La chambre d’hôtel d’un journaliste de «Quotidien» mitraillée en Afghanistan (vidéo)

Quotidien
Capture d’écran Instagram

Ce 8 septembre, le correspondant de « Quotidien » en Afghanistan, Wilson Fache, a livré un récit qui fait froid dans le dos. Alors qu’il relayait la situation dans le pays, sa chambre d’hôtel a été la cible de plusieurs tirs. Le journaliste dit craindre pour sa sécurité et a dû prendre des précautions. Peu avant l’incident, il avait eu une altercation avec un combattant taliban, comme le fait savoir Yann Barthès dans son émission.

« On s'est pris une rafale de Kalachnikov »

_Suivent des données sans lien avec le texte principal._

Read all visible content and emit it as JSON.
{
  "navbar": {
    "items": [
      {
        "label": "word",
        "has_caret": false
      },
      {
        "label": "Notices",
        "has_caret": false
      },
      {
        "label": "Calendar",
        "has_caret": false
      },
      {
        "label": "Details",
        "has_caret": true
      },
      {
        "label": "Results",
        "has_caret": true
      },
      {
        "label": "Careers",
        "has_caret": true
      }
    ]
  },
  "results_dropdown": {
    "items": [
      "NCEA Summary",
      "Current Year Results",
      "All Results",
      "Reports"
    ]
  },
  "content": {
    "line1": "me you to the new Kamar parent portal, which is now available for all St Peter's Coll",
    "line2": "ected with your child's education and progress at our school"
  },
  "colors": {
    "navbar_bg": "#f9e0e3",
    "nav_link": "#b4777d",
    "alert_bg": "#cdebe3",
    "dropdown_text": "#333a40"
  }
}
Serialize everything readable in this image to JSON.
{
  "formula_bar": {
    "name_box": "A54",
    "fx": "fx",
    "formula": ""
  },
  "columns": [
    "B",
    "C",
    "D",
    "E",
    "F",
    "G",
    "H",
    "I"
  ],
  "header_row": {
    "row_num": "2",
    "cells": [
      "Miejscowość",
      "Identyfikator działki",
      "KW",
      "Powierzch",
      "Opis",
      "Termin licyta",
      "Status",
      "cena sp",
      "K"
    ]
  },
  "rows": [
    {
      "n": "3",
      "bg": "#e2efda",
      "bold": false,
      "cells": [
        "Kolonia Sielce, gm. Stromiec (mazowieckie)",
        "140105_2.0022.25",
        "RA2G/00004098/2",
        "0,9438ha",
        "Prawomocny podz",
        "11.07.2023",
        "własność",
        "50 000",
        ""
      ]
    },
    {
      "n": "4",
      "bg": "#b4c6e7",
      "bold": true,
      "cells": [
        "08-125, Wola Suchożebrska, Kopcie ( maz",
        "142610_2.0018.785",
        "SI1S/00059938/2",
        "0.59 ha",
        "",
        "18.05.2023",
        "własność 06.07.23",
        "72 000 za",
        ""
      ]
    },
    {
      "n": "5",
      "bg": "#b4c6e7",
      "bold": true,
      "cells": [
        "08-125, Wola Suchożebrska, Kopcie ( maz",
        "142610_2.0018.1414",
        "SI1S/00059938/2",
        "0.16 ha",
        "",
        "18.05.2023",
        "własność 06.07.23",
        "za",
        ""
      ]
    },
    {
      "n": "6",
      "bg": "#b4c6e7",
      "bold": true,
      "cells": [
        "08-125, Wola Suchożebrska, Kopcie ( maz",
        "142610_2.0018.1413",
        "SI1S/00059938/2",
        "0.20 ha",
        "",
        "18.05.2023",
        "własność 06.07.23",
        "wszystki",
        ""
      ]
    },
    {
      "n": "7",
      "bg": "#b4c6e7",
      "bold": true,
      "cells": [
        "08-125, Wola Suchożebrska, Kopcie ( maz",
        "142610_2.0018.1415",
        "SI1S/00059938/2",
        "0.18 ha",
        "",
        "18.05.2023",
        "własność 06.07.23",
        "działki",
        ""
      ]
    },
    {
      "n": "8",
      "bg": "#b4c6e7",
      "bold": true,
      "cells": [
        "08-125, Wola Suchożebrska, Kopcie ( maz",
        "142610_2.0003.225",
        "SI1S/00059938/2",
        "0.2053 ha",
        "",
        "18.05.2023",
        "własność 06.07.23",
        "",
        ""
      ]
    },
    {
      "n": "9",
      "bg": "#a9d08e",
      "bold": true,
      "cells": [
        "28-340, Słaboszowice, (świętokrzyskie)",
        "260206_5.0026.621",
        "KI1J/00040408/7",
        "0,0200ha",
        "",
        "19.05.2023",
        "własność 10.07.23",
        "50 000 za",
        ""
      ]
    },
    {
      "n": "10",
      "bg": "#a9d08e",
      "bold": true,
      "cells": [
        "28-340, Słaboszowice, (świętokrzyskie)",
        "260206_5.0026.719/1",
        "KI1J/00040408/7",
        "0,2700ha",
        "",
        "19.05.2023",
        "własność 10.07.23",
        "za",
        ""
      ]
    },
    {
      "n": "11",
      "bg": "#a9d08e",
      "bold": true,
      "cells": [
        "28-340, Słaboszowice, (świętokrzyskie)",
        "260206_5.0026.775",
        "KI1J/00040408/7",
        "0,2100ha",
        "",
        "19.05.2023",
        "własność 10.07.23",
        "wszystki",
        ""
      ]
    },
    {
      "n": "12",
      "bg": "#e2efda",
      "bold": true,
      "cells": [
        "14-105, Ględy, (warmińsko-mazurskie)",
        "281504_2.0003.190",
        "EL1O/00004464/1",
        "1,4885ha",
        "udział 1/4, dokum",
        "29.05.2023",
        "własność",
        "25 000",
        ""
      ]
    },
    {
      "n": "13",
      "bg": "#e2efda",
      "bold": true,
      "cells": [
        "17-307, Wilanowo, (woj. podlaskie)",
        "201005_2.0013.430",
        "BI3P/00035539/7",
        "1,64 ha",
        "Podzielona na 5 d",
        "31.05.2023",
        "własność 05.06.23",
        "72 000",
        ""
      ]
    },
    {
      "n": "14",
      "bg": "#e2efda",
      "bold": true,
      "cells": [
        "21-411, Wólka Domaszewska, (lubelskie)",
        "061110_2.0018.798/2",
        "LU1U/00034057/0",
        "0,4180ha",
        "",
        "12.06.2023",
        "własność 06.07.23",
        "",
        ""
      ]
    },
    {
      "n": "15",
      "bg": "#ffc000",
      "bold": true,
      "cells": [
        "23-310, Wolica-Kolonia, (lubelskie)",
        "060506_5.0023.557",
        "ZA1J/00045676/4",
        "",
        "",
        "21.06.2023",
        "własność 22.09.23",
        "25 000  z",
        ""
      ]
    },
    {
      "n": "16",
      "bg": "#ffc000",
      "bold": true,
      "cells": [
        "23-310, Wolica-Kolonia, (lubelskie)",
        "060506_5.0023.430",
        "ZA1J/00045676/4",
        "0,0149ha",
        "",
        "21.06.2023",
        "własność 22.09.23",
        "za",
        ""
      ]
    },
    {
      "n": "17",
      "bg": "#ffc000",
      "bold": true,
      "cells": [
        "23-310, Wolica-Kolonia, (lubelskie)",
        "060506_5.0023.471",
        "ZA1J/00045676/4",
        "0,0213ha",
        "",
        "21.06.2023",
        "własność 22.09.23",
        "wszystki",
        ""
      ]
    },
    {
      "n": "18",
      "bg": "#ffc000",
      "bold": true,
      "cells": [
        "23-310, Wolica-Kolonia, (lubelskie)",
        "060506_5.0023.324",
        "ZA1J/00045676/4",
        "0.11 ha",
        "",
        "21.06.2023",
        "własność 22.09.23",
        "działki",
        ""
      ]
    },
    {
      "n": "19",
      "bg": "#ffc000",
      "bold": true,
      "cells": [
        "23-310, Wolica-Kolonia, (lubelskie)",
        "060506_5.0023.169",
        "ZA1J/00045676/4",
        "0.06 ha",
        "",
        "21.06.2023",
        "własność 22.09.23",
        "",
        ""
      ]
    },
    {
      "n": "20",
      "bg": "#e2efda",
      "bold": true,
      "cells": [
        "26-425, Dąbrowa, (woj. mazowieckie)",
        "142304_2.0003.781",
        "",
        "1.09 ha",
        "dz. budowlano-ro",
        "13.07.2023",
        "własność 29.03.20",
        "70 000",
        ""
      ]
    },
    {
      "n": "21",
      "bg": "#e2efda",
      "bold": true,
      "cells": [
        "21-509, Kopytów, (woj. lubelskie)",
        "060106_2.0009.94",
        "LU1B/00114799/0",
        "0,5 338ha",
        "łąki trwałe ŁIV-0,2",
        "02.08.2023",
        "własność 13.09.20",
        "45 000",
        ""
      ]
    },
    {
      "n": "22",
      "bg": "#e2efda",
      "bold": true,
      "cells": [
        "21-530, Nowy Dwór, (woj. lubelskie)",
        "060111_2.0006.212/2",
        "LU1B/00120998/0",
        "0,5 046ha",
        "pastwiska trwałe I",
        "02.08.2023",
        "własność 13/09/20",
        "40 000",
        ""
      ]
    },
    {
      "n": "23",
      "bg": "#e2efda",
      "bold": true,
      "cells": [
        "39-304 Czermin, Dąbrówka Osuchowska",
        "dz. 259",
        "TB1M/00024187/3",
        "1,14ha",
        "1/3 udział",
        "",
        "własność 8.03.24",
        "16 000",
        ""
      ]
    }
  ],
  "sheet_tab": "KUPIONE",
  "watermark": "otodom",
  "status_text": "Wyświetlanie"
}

Le 7 septembre, Wilson Fache s’est rendu à une manifestation à Kaboul où des Afghans protestent contre le nouveau pouvoir taliban. Il interroge alors une femme qui se plaint de voir ses droits bafoués. C’est à ce moment-là que des tirs de kalachnikov mettent fin au rassemblement. Le journaliste continue à suivre l’Afghane en question dans les rues de la capitale mais très vite, un combattant taliban intervient. Pour lui, il est inacceptable que Wilson Fache, un homme, discute avec cette manifestante.

Ecarté de la manifestation, le journaliste retourne à l’hôtel, où sont logés d’autres journalistes occidentaux, et découvre que sa chambre a subit des coups de feu. Des impacts très visibles vu que les fenêtres sont brisées. Comme il le fait savoir, des talibans ont visé un journaliste filmant la rue depuis sa chambre d’hôtel. « Apparemment, des talibans ont visé expressément des journalistes », ajoute-il. « Hier, on s'est pris une rafale de Kalachnikov, côté rue, là où je dormais. Maintenant, je dors côté cour. En espérant que ce soit un peu plus sûr », dit-il.

A noter que ces derniers jours, d’autres manifestations ont été dispersées, des vidéos montrant par exemple des combattants talibans frapper des femmes à l’aide de fouets. Les droits des Afghanes se sont également dégradés à plus d’un titre. Des images montrent par exemple qu’à l’université, des rideaux séparent les femmes des hommes au sein d’une même classe. Elles doivent aussi renoncer à la musique et au sport, pour ne pas les exposer selon le discours des talibans. Il est aussi interdit aux femmes de quitter leur domicile sans escorte masculine. De facto, cela empêche certaines à aller travailler.